Summing up her conclusions, the Master said:

To summarise my judgment: consistent with examples cited to me from both appeal courts and courts of coordinate jurisdiction with myself, I hold that the court should apply the test of 'injustice' separately for each part of rule 36.17(4) as well as in the round, as was the approach in Ayton, and that where one is considering the 10% 'bonus' under sub-rule (4)(d) it is appropriate to disallow that sum if in all the circumstances the level of bonus is clearly disproportionate relative to the margin by which the offer was beaten, especially where a bill has been significantly reduced on assessment and where the margin by which the offer is beaten is small. There may well of course be other circumstances where one would disapply the sub rule but on the facts of this case I have concluded that this is a case where the award of the 10% figure would be disproportionate.

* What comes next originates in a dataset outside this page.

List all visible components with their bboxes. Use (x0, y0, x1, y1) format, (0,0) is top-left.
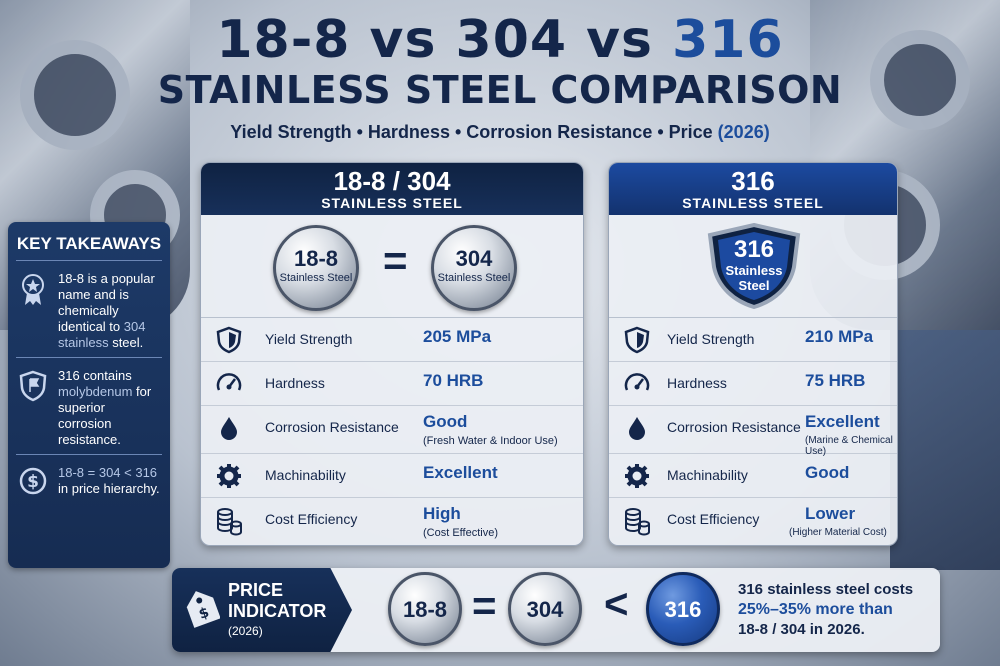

In cases which involve costs at a high level, a potential 10% "benefit" from a well-pitched Part 36 offer by the receiving party could involve a very significant sum indeed. Where that sum is disproportionate to the amount by which the Part 36 offer had been beaten, it is comforting to the paying party to know that the courts are alert to the potential injustice of awarding the "benefit" and the difficulties faced by the paying party when it comes to pitching an offer.